There’s a place in Oxford called The Story Museum. It’s just re-opened after a bit of a break, with an exhibition called 26 characters, which features 26 famous authors dressed as their favourite character from childhood, photographed by Cambridge Jones.
The list of writers is like a who’s who of children’s literature and includes some of my contemporary favourites. There’s Neil Gaiman as Badger from Wind in the Willows, Philip Pullman as Long John Silver, Terry Pratchett as Just William, Malorie Blackman as the Wicked Witch of the West; Julia Donaldson, Holly Smale, Francesca Simon (of Horrid Henry fame), Benjamin Zephaniah, Michael Rosen and many others.
And thanks to my wonderful writing mentor, John Simmons, a piece of my writing features there too. I’m a member of a writing organisation called 26 (after the number of letters of the alphabet) ideally linked to the theme of this exhibition. So, I was invited to contribute a poem, to accompany one of the portraits.
The 26 writers were matched completely randomly with an author and a letter of the alphabet. We got to see Cambridge Jones’ splendid photographs of our author and were set the task of writing a sestude – a literary form of exactly 62 words (26 in reflection).
I positively squeaked when I discovered that my author, Steven Butler, had chosen The Hatter from Alice’s Adventures in Wonderland as his favourite character. I love Alice in Wonderland and the characters have continued to inspire some of my creative writing.

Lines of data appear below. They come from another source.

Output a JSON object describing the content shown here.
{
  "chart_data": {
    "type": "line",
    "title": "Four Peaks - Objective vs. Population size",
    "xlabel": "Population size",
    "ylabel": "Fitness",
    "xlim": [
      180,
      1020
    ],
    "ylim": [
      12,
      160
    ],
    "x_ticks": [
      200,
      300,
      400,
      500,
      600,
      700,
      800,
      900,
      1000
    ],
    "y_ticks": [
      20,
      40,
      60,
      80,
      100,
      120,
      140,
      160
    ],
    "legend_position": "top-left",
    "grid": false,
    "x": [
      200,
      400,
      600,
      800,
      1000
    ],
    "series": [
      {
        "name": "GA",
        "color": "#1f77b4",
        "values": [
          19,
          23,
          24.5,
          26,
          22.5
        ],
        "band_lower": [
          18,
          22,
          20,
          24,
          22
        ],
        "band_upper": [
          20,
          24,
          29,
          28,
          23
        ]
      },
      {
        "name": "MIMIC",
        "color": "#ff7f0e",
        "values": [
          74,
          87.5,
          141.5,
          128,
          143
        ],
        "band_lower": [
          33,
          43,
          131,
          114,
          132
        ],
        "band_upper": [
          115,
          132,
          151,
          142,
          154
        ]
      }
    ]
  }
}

I didn’t know Steven Butler’s work, so I quickly read a couple of his books and found out a bit more about him. He’s written a fabulously funny series called ‘The Wrong Pong’ which tells the story of how Neville Briskett is mistaken for a young troll and sucked down the toilet to Underland. And more recently, he’s written ‘The Diary of Dennis the Menace’.
I loved ‘ The Wrong Pong’ and think it’s a great series for children to read for themselves. It has the right mix of disgusting, yuckyness to put off most adults as well as being a cracking adventure story that rips along at a fair pace.
It’s been great to discover a new writer who I wouldn’t normally come across too. I really like the way he creates his characters, especially the troll family who adopt Neville and absolutely love the special language they use. I was delighted to be able to include one of Steven’s brilliant made-up words in my sestude which you can read on the Story Museum’s website.
I’ve also written about one of my favourite childhood characters, Aravis from the Horse and His Boy for the museum’s digital gallery. Thanks to Mike Tulip for taking the accompanying photo.
It would be enough to have a poem in an exhibition alongside some of our most brilliant writers, but to have the chance to pay tribute to one of Lewis Carroll’s most memorable characters in the city where he first created Wonderland is a real honour, and a little daunting.
But Carroll wasn’t just an Oxford man. He has connections with the North East of England, where I live too. He visited members of his family who lived at Whitburn, and according to his letters, wrote the first verse of the poem ‘Jabberwocky’ while he was in the area. So there’s a nod to that in my poem too.
I studied Carroll at university and later researched the influence of the North East landscape on his work for a feature I produced whilst working at the BBC. You can see what I discovered about Lewis Carroll’s connections with the North East on this archived website.
I haven’t seen the exhibition yet, but thanks to stalking the story museum on twitter, I’ve seen a few glimpses. It seems each room becomes the setting for a different character, so I look forward to stepping into Narnia, Neverland and Wonderland when I go to visit in May.
It’s been a brilliant project to work on. The only difficulty has been keeping it secret for so long. And now I can’t wait to see it for myself. The exhibition lasts until December, so if you’re in Oxford and go to see it, I’d love to hear what you think.